Certain selective serotonin reuptake inhibitors (SSRIs), specifically Celexa (citalopram) and Lexapro (escitalopram), can cause a heart rhythm disturbance, a new study in the British Medical Journal found.

SSRIs are a class of anti-depressants that have been linked to dangerous side effects. Regulators in the U.S. and U.K. have previously warned doctors to be extremely careful about which patients they prescribe these medicines to, BBC News said. Regulators have also lowered the maximum recommended dose in an effort to decrease side effects, which include dizziness, fainting, and sudden death.

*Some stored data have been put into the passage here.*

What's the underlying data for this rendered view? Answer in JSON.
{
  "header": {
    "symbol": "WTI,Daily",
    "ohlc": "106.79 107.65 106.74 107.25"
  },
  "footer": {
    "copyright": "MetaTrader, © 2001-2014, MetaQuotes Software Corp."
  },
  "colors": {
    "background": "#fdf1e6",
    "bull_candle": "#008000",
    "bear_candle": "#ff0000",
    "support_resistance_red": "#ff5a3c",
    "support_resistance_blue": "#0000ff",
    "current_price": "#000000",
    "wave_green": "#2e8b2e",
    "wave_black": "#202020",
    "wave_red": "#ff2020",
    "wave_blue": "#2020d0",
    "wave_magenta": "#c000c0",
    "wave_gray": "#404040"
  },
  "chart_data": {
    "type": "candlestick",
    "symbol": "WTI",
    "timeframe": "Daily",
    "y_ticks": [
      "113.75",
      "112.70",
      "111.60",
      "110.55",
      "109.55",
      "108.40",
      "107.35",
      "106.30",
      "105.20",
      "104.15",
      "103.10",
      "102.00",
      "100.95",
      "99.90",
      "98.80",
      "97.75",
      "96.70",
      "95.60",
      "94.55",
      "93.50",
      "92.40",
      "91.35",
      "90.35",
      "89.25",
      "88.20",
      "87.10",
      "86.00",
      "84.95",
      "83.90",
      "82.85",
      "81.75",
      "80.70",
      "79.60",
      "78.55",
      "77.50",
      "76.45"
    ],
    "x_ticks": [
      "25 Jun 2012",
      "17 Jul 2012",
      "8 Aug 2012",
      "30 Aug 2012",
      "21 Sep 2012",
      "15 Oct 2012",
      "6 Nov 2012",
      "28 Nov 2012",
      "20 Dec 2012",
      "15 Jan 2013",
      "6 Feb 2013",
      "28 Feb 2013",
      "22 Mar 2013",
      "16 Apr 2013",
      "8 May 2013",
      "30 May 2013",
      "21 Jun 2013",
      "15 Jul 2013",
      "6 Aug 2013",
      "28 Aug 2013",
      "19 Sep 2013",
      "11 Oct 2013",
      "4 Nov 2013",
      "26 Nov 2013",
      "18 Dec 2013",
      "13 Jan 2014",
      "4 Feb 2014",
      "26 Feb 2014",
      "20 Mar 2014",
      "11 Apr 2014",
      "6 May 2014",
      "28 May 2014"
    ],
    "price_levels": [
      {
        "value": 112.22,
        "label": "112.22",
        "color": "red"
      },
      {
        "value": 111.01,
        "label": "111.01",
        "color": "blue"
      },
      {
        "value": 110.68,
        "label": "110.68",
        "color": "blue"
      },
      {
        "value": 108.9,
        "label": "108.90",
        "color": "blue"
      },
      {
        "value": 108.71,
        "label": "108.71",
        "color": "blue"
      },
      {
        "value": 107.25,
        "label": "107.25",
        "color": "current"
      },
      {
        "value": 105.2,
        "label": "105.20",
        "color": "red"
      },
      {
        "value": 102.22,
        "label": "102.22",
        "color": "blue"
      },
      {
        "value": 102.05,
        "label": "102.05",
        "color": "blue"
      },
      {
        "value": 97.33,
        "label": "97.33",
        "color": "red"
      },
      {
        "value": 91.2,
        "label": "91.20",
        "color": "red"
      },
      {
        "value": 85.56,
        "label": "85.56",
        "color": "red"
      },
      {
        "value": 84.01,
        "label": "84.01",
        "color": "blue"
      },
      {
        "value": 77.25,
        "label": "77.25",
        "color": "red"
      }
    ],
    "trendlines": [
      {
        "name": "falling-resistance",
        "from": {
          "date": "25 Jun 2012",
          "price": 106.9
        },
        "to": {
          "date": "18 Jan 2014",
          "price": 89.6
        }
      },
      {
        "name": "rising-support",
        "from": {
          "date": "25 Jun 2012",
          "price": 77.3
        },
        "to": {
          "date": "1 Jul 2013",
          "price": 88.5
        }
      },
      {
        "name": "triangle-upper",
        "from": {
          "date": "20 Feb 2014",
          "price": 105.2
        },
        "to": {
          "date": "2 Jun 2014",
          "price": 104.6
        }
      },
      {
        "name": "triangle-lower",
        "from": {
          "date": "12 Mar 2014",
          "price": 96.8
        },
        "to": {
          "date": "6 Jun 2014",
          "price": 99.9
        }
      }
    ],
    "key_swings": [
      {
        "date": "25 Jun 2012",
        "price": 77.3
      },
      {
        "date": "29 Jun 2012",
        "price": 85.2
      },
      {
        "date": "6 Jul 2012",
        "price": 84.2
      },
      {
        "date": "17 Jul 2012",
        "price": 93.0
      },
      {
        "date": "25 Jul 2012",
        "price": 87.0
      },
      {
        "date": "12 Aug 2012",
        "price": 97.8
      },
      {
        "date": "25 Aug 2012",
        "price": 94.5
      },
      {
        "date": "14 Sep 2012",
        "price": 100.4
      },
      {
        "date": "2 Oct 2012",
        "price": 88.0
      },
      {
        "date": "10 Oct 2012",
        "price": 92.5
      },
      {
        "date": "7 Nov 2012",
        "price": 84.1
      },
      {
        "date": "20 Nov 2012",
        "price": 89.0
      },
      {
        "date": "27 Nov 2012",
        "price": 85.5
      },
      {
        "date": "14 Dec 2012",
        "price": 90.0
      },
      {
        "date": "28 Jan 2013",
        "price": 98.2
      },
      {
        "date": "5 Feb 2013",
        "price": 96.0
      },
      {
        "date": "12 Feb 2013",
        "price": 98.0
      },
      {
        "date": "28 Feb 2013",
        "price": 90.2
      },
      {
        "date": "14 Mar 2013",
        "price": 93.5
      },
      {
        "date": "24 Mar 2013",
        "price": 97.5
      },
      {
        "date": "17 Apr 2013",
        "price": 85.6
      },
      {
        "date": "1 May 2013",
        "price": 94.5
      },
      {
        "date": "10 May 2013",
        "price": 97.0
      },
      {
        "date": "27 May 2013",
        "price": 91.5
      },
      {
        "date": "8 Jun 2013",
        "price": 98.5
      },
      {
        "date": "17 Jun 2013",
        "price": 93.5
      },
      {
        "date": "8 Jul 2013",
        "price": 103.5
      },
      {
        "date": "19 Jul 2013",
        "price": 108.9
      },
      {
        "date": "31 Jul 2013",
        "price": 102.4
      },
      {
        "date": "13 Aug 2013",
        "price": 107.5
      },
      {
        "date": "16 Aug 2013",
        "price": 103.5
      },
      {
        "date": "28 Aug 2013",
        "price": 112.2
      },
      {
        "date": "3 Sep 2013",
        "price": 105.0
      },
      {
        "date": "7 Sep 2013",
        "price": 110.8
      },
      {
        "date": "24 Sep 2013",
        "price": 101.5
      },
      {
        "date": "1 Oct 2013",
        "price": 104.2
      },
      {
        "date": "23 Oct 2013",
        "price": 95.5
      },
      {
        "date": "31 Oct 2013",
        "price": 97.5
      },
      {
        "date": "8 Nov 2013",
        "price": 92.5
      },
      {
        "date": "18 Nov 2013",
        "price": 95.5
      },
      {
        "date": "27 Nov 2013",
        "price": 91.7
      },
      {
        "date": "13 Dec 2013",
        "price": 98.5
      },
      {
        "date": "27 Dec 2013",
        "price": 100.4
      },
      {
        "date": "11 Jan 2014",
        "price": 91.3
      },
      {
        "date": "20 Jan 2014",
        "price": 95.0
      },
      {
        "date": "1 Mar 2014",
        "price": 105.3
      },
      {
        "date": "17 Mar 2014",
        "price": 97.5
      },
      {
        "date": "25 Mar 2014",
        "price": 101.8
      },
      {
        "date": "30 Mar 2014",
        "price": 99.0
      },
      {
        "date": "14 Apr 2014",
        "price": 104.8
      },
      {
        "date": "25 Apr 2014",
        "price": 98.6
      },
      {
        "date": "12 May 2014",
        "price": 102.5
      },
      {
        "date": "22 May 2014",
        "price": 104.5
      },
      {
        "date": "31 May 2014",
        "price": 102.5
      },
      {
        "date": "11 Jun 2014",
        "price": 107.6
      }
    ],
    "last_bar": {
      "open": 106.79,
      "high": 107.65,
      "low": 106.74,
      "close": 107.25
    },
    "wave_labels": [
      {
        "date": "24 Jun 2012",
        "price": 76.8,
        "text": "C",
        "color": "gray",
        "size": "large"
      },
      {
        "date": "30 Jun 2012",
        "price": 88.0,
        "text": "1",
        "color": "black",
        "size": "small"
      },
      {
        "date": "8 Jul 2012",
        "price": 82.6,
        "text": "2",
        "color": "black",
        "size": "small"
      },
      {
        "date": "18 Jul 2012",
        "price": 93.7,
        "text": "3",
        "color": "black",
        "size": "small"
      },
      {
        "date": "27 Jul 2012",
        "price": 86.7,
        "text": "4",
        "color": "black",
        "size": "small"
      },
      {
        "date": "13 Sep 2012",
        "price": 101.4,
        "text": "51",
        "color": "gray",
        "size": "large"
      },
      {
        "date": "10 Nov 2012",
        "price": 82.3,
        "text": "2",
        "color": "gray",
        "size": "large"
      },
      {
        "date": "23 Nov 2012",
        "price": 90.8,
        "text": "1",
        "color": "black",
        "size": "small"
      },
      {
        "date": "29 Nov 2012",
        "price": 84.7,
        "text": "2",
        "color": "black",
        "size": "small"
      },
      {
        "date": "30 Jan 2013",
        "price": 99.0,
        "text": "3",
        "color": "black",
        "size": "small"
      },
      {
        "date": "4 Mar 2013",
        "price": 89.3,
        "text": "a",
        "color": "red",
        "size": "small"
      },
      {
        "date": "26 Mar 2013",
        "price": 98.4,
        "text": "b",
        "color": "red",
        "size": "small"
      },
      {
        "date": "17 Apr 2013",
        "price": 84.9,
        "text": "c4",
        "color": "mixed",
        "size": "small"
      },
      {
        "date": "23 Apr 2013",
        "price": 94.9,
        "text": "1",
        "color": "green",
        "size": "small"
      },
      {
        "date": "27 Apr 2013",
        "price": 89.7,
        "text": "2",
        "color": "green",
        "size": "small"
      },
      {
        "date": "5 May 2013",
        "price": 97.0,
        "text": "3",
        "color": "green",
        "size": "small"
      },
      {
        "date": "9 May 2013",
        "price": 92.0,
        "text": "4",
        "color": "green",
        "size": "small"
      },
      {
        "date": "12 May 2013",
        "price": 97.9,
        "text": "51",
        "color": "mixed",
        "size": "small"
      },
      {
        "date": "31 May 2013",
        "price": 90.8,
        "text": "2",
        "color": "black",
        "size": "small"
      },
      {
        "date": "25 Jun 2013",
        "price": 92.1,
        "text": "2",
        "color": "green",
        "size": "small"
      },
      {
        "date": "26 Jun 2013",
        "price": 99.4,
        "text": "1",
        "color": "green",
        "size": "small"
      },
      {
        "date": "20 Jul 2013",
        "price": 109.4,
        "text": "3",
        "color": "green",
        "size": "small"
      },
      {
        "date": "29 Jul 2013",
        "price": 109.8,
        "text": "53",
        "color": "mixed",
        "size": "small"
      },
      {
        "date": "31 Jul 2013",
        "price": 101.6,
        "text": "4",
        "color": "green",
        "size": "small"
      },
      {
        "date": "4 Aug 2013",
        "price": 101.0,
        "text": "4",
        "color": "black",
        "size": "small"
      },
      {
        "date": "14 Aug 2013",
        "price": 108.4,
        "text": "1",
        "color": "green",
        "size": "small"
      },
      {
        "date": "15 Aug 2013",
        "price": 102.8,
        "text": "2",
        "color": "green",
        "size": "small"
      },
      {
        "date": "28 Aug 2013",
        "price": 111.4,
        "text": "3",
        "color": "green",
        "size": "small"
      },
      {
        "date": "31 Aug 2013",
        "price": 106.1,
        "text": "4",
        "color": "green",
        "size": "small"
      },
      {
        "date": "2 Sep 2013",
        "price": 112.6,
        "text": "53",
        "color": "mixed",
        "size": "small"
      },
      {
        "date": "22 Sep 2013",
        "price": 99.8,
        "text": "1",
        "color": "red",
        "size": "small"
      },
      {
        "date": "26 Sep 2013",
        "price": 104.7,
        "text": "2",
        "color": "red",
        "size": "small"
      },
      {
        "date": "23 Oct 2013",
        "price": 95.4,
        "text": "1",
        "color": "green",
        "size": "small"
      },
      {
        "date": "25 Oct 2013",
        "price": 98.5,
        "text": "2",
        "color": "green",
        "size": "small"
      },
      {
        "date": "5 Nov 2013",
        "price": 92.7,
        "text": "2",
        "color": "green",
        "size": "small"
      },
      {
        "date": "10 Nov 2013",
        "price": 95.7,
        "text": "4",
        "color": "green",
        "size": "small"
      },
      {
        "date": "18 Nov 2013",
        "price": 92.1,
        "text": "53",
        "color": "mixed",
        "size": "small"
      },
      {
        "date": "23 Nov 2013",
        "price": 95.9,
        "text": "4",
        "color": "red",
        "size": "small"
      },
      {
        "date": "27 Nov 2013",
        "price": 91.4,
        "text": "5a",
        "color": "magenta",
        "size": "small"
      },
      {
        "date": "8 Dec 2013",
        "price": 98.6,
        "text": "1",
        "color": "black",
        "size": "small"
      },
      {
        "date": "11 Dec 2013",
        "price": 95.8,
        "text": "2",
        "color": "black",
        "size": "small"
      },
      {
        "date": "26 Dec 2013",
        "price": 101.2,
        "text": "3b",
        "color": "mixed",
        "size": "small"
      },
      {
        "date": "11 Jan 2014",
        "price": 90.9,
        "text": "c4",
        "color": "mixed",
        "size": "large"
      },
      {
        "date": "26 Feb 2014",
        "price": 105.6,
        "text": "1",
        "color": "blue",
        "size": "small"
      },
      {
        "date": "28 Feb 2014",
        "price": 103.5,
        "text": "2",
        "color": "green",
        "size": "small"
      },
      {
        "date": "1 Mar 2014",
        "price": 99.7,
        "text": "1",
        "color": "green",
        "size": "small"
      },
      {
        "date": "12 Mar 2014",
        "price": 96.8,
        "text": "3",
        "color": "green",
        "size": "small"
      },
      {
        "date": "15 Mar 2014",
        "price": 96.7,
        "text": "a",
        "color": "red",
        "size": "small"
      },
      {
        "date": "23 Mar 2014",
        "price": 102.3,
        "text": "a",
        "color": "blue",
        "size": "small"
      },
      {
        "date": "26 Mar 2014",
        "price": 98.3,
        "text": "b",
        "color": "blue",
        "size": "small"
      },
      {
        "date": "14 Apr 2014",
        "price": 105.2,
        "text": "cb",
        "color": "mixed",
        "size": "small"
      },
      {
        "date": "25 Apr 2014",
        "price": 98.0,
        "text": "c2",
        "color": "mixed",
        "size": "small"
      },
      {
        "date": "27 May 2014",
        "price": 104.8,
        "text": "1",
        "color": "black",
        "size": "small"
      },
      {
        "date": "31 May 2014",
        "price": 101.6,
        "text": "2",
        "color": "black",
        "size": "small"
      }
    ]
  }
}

The drugs presented increased risks for a rhythm disturbance known as long QT interval. QT interval is measured with an electrocardiogram (ECG) and varies with the heart rate. The interval becomes longer when the heart beats slower and is shorter when the heart beats faster, BBC News said. Minor variation in the QT interval is considered normal, but if the interval is too long, it can adversely affect the timing of heartbeat and lead to side effects. To determine how common a long QT linked to SSRI use might be, the researchers looked at medical records of more than 38,000 patients from New England; the majority had been prescribed either Celexa or Lexapro, or methadone, which is known to have affects on QT interval. All three were linked with a small, but significantly longer QT, interval, BBC News said.

The UK’s Medicines and Healthcare products Regulatory Agency (MHRA) recommends that people with pre-existing heart conditions have a heart trace before going on these drugs to check for long QT interval, BBC News said.